Aunque la tía Regina se esforzaba en alegrarme la vida como podía, la cruda verdad era que sus excursiones de ligoteo la tenían bastante absorbida el sexo, y a los quince días de estar en Barcelona ya me aburría más que una ostra “goda”. Cuando  empezaba a estar más que harta de las idas y venidas de la tiíta, entonces, entró en juego Consolación, una mujer de edad indefinida dulce y amable, vecina de mi tía, que resulto ser una Hannibal Lecter de la Iglesia Apostólica y Romana.
Consolación venía a verme cada tarde, después de la hora del café y se sentaba a mi lado para hablarme de literatura, hasta que de los libros y de las poesías de Machado y Bécquer pasó al espíritu, y poco a poco, hora a hora, tarde a tarde consiguió a base de elogios, de cumplidos rellenos de azúcar glass, que el asco que yo sentía por mí misma fuera desapareciendo.  Hasta que un día me encontré mirando por la mirilla de la puerta de la calle para ver si Consolación subía el tramo de escaleras que separaba su casa de la de la tía Regina.   De la mirilla de la puerta de la tía Regina pasé al tresillo verde de eskay verde oliva de Consolación, donde sentada, me pasaba el tiempo devorando libros y más libros, de aventuras,  de países exóticos, y otros, en su mayoría de vidas de Santos.  Hasta que una tarde en la que estaba leyendo un ejemplar sobre la vida de Santa Rosa de Lima, apareció por la casa de Consolación el padre Tomás, un cura con cara de bonachón, que no se cortó un pelo en darme unas soberanas turras sobre el cielo, el demonio, y las tentaciones a las que todo mortal estábamos sometidos por el hecho de ser hijos de Dios.

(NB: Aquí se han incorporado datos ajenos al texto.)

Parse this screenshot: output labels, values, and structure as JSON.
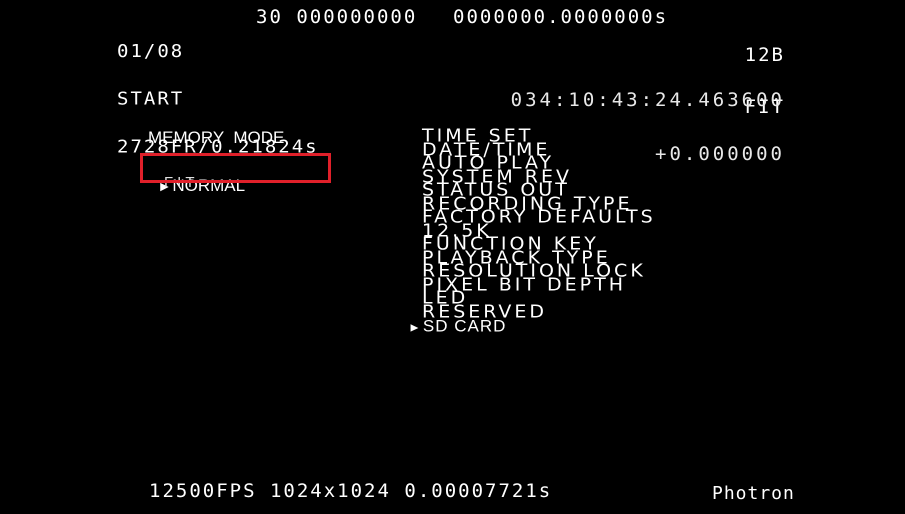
{
  "status": {
    "counter": "01/08",
    "trigger_mode": "START",
    "record_info": "2728FR/0.21824s",
    "frame_number": "30 000000000",
    "elapsed_time": "0000000.0000000s",
    "bit_depth": "12B",
    "memory_mode_indicator": "FIT",
    "clock_time": "034:10:43:24.463600",
    "offset_time": "+0.000000"
  },
  "memory_mode_menu": {
    "title": "MEMORY  MODE",
    "options": [
      {
        "label": "NORMAL",
        "selected": true
      },
      {
        "label": "FIT",
        "selected": false
      }
    ],
    "selection_arrow": "►",
    "highlight_color": "#e0202a"
  },
  "main_menu": {
    "items": [
      "TIME SET",
      "DATE/TIME",
      "AUTO PLAY",
      "SYSTEM REV",
      "STATUS OUT",
      "RECORDING TYPE",
      "FACTORY DEFAULTS",
      "12.5K",
      "FUNCTION KEY",
      "PLAYBACK TYPE",
      "RESOLUTION LOCK",
      "PIXEL BIT DEPTH",
      "LED",
      "RESERVED",
      "SD CARD"
    ],
    "current_item": "SD CARD",
    "current_arrow": "►"
  },
  "footer": {
    "frame_rate": "12500FPS",
    "resolution": "1024x1024",
    "shutter": "0.00007721s",
    "brand": "Photron"
  }
}
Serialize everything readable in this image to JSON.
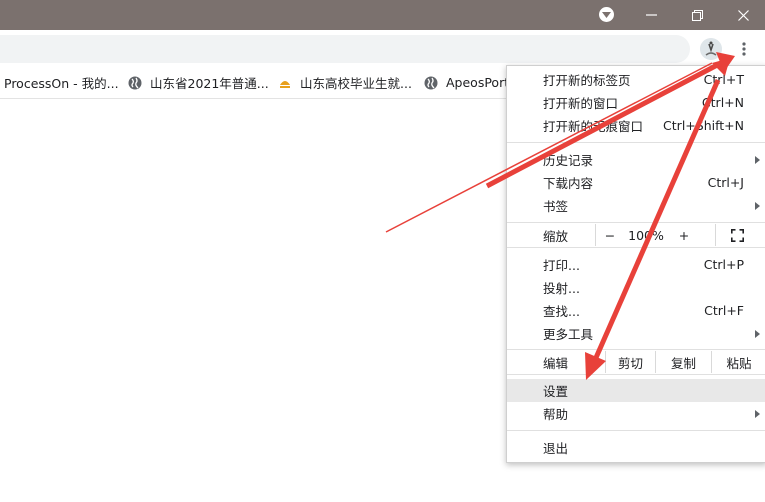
{
  "window": {
    "controls": {
      "minimize": "—",
      "maximize": "❐",
      "close": "✕"
    }
  },
  "bookmarks": [
    {
      "label": "ProcessOn - 我的...",
      "icon": "none"
    },
    {
      "label": "山东省2021年普通...",
      "icon": "globe-icon"
    },
    {
      "label": "山东高校毕业生就...",
      "icon": "school-logo-icon"
    },
    {
      "label": "ApeosPort",
      "icon": "globe-icon"
    }
  ],
  "menu": {
    "new_tab": {
      "label": "打开新的标签页",
      "shortcut": "Ctrl+T"
    },
    "new_window": {
      "label": "打开新的窗口",
      "shortcut": "Ctrl+N"
    },
    "new_incognito": {
      "label": "打开新的无痕窗口",
      "shortcut": "Ctrl+Shift+N"
    },
    "history": {
      "label": "历史记录"
    },
    "downloads": {
      "label": "下载内容",
      "shortcut": "Ctrl+J"
    },
    "bookmarks": {
      "label": "书签"
    },
    "zoom": {
      "label": "缩放",
      "minus": "−",
      "value": "100%",
      "plus": "+"
    },
    "print": {
      "label": "打印...",
      "shortcut": "Ctrl+P"
    },
    "cast": {
      "label": "投射..."
    },
    "find": {
      "label": "查找...",
      "shortcut": "Ctrl+F"
    },
    "more_tools": {
      "label": "更多工具"
    },
    "edit": {
      "label": "编辑",
      "cut": "剪切",
      "copy": "复制",
      "paste": "粘贴"
    },
    "settings": {
      "label": "设置"
    },
    "help": {
      "label": "帮助"
    },
    "exit": {
      "label": "退出"
    }
  },
  "colors": {
    "titlebar": "#7b716e",
    "annotation_arrow": "#e8413a",
    "highlight": "#e8e8e8"
  }
}
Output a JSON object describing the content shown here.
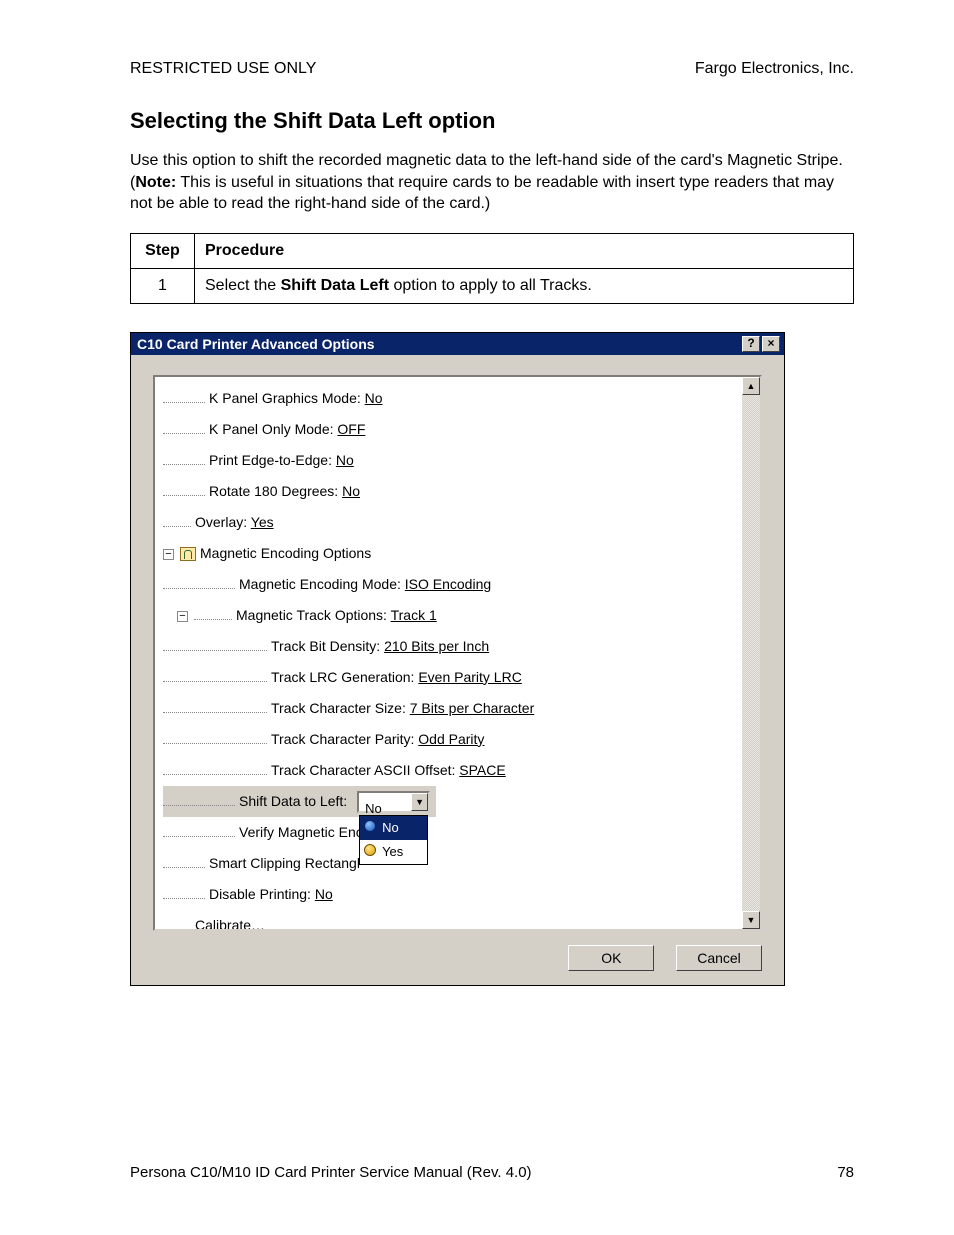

Y charla va, charla viene me fui convirtiendo en una mojigata que iba a misa a diario, descosía los bajos de las faldas para que le quedaran más largas y llevaba el pelo recogido en un moño bajo. Hasta que un día el cara de vinagre de mi tío, que no se le escapaba ni el volar de una mosca, (para eso era policía municipal de los que iban en moto) encontró un pedrusco en uno de mis zapatos, (el padre Tomás llevaba dos piedras dentro de cada zapato, para no pecar); y tras una larga discusión con la tía Regina, que tenía la cabeza en la cartelera, y no en su casa, decidieron ponerme un billete de tren en la boca y mandarme de ipso-facto a Madrid para que el Padre Tomás, Consolación y la Santa Orden del Opus Dei me dejaran de comer la cabeza.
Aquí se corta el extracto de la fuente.